RDCongo: les agents de la Ceni se battent pour 8 mois d’arriérés de salaire

RDCongo: les agents de la Ceni se battent  pour 8 mois d’arriérés de salaire

Par Marie-France Cros.

Depuis des semaines et des semaines, les agents de la Ceni (Commission électorale nationale indépendante) se battent pour réclamer le paiement de leurs arriérés de salaires et la prime de fin des opérations électorales liées au scrutin du 30 décembre 2018. Selon leurs recherches, l’argent est bien versé au bureau de la Ceni (930 millions de FC/mois) – mais ne leur parvient pas.
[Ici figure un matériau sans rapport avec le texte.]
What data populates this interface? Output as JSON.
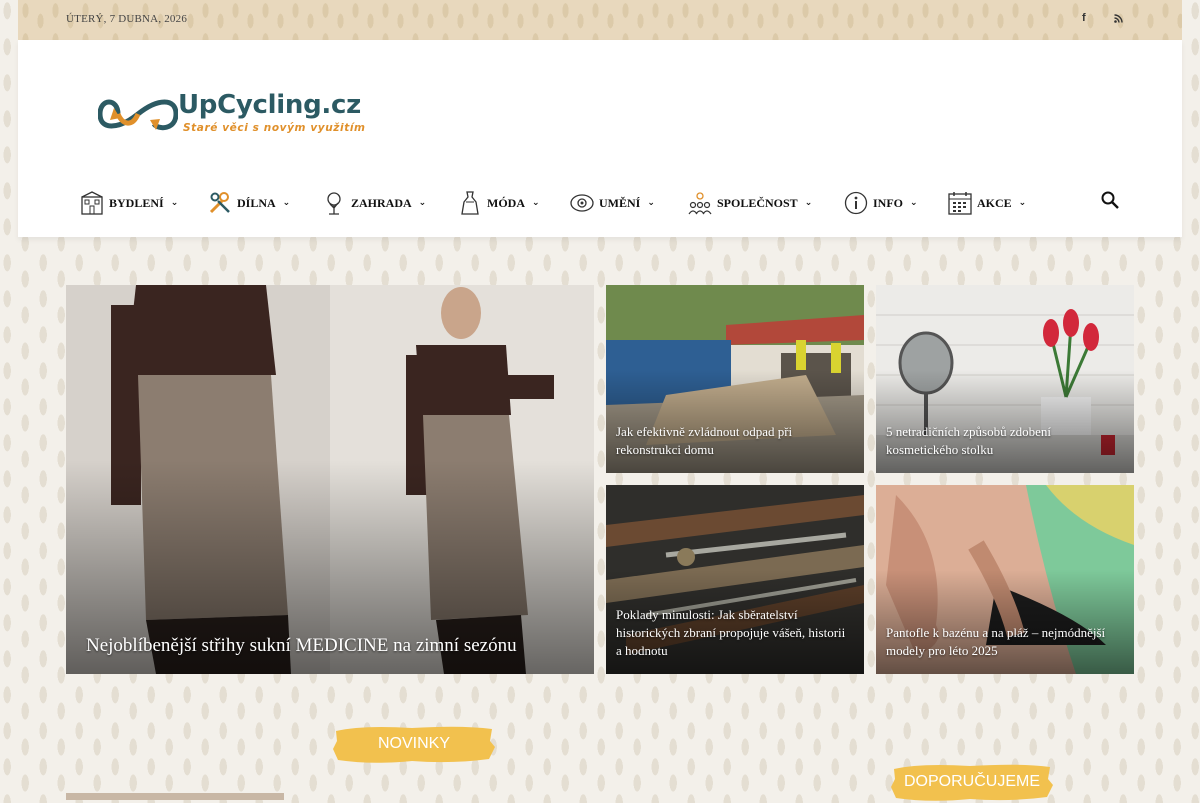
{
  "topbar": {
    "date": "ÚTERÝ, 7 DUBNA, 2026",
    "social": [
      "facebook-icon",
      "rss-icon"
    ]
  },
  "logo": {
    "name": "UpCycling.cz",
    "tagline": "Staré věci s novým využitím"
  },
  "nav": [
    {
      "label": "BYDLENÍ",
      "icon": "house-icon"
    },
    {
      "label": "DÍLNA",
      "icon": "tools-icon"
    },
    {
      "label": "ZAHRADA",
      "icon": "tree-icon"
    },
    {
      "label": "MÓDA",
      "icon": "dress-icon"
    },
    {
      "label": "UMĚNÍ",
      "icon": "eye-icon"
    },
    {
      "label": "SPOLEČNOST",
      "icon": "people-icon"
    },
    {
      "label": "INFO",
      "icon": "info-icon"
    },
    {
      "label": "AKCE",
      "icon": "calendar-icon"
    }
  ],
  "featured": [
    {
      "title": "Nejoblíbenější střihy sukní MEDICINE na zimní sezónu"
    },
    {
      "title": "Jak efektivně zvládnout odpad při rekonstrukci domu"
    },
    {
      "title": "5 netradičních způsobů zdobení kosmetického stolku"
    },
    {
      "title": "Poklady minulosti: Jak sběratelství historických zbraní propojuje vášeň, historii a hodnotu"
    },
    {
      "title": "Pantofle k bazénu a na pláž – nejmódnější modely pro léto 2025"
    }
  ],
  "sections": {
    "news": "NOVINKY",
    "recommended": "DOPORUČUJEME"
  },
  "colors": {
    "brush": "#f2c14e",
    "logo_text": "#2c5a63",
    "logo_accent": "#e0902b"
  }
}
Certains agents de la Ceni ne sont plus payés depuis 5 mois, d’autres depuis 8 mois. Une situation intenable pour eux. Depuis des semaines, ils enchaînent les manifestations et les sit-in devant la Ceni et devant le ministère des Finances. Ce dernier est dirigé depuis septembre dernier par José Sele Yalaghuli (FCC, coalition kabiliste). Ses bureaux ont réclamé de la Ceni la liste du personnel – et ne l’obtiendra que le 9 décembre, après une pression intense des protestataires, ce qui fait dire à ceux-ci que le bureau de la Ceni cherchait à couvrir des malversations.

Sanctions des Etats-Unis pour « corruption »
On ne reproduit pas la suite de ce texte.